ServiceMix is an open source JBI container, JSR 208
Overview on ServiceMix, ESB and JBI
ServiceMix is a bus system (ESB) which can contain several independent services. Those services may be xslt
transformation, a router, a workflow or some other service. They are based on JBI Service Engines (SE).
But how to get data to those services and back (onto the bus):
Now there are additional bindings like for file system, ftp, email etc. to get data onto the bus and vice versa.
Those bindings are called JBI Binding Components (BC).
How can I setup such bindings or services:
There are JBI Service Units (SU) which are endpoint configurations for the bus.
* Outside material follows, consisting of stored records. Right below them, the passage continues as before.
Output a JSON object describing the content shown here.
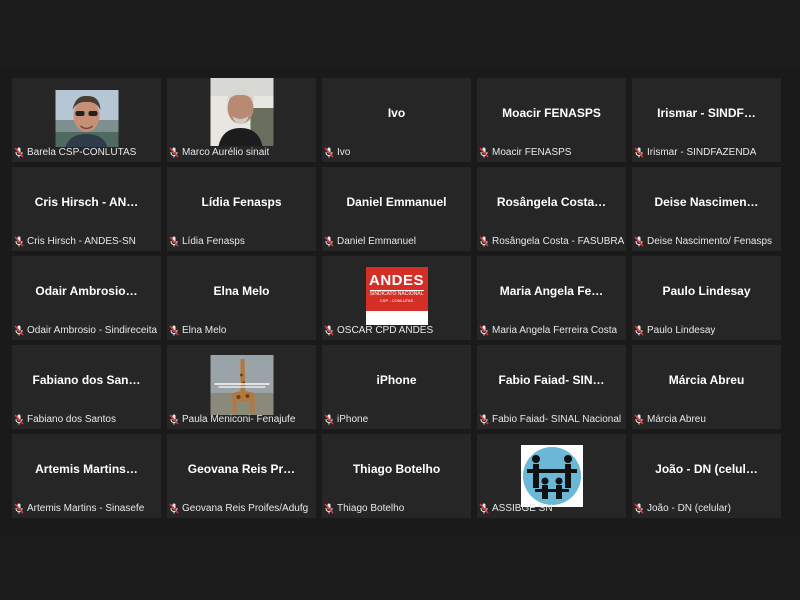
{
  "participants": [
    {
      "center": "",
      "label": "Barela CSP-CONLUTAS",
      "kind": "photo-man1"
    },
    {
      "center": "",
      "label": "Marco Aurélio sinait",
      "kind": "photo-man2"
    },
    {
      "center": "Ivo",
      "label": "Ivo",
      "kind": "name"
    },
    {
      "center": "Moacir FENASPS",
      "label": "Moacir FENASPS",
      "kind": "name"
    },
    {
      "center": "Irismar - SINDF…",
      "label": "Irismar - SINDFAZENDA",
      "kind": "name"
    },
    {
      "center": "Cris Hirsch - AN…",
      "label": "Cris Hirsch - ANDES-SN",
      "kind": "name"
    },
    {
      "center": "Lídia Fenasps",
      "label": "Lídia Fenasps",
      "kind": "name"
    },
    {
      "center": "Daniel Emmanuel",
      "label": "Daniel Emmanuel",
      "kind": "name"
    },
    {
      "center": "Rosângela Costa…",
      "label": "Rosângela Costa - FASUBRA",
      "kind": "name"
    },
    {
      "center": "Deise Nascimen…",
      "label": "Deise Nascimento/ Fenasps",
      "kind": "name"
    },
    {
      "center": "Odair Ambrosio…",
      "label": "Odair Ambrosio - Sindireceita",
      "kind": "name"
    },
    {
      "center": "Elna Melo",
      "label": "Elna Melo",
      "kind": "name"
    },
    {
      "center": "",
      "label": "OSCAR CPD ANDES",
      "kind": "andes"
    },
    {
      "center": "Maria Angela Fe…",
      "label": "Maria Angela Ferreira Costa",
      "kind": "name"
    },
    {
      "center": "Paulo Lindesay",
      "label": "Paulo Lindesay",
      "kind": "name"
    },
    {
      "center": "Fabiano dos San…",
      "label": "Fabiano dos Santos",
      "kind": "name"
    },
    {
      "center": "",
      "label": "Paula Meniconi- Fenajufe",
      "kind": "giraffe"
    },
    {
      "center": "iPhone",
      "label": "iPhone",
      "kind": "name"
    },
    {
      "center": "Fabio Faiad- SIN…",
      "label": "Fabio Faiad- SINAL Nacional",
      "kind": "name"
    },
    {
      "center": "Márcia Abreu",
      "label": "Márcia Abreu",
      "kind": "name"
    },
    {
      "center": "Artemis Martins…",
      "label": "Artemis Martins - Sinasefe",
      "kind": "name"
    },
    {
      "center": "Geovana Reis Pr…",
      "label": "Geovana Reis Proifes/Adufg",
      "kind": "name"
    },
    {
      "center": "Thiago Botelho",
      "label": "Thiago Botelho",
      "kind": "name"
    },
    {
      "center": "",
      "label": "ASSIBGE SN",
      "kind": "assibge"
    },
    {
      "center": "João - DN (celul…",
      "label": "João - DN (celular)",
      "kind": "name"
    }
  ],
  "logos": {
    "andes_title": "ANDES",
    "andes_sub": "SINDICATO NACIONAL",
    "andes_tiny": "CSP - CONLUTAS"
  },
  "colors": {
    "tile_bg": "#262626",
    "muted_mic": "#e0363a"
  },
  "icons": {
    "mic": "muted-mic-icon"
  }
}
A service unit will be deployed
to the bus and instantiate endpoints for services and bindings. There are also Service Assemblies (SA) which
is a deployment format containing one or more Service Units and Shared Libraries (SL) which contain mostly
common classes, methods and constants used by more than one component.
A use case for a better understanding:
Imagine the following situation. At customers site they have a host system running IBM MQSeries. This system
contains FO documents which need to be converted into PDF format (for example). You are not allowed to install
something to this machine. The converted documents have to be put to a ftp folder. If a conversion fails, an operator
has to be informed via email, containing the error log and the original document as attachment.
How to solve it using ServiceMix
1. you setup a machine with servicemix running
2. you setup a MQSeries Binding Component for polling the documents from the host system
3. you setup a FO to PDF service engine inside the smx
4. you configure the poller to send the polled documents to the conversion engine inside the bus
5. you setup a ftp sender for sending the converted files
6. you setup a mail sender to notify an operator on demand
7. you configure your converter to send to email-sender on failure and to send to ftp-sender on success
That's it.
This is just a very simple use case. Most of the time you will have much more
complex scenarios. The advantage is that JBI is a standard. This means
bindings and services can be used in every JBI compliant container (at least
it should be like this) and you should be able to use JBI compliant components from other ESB's as well.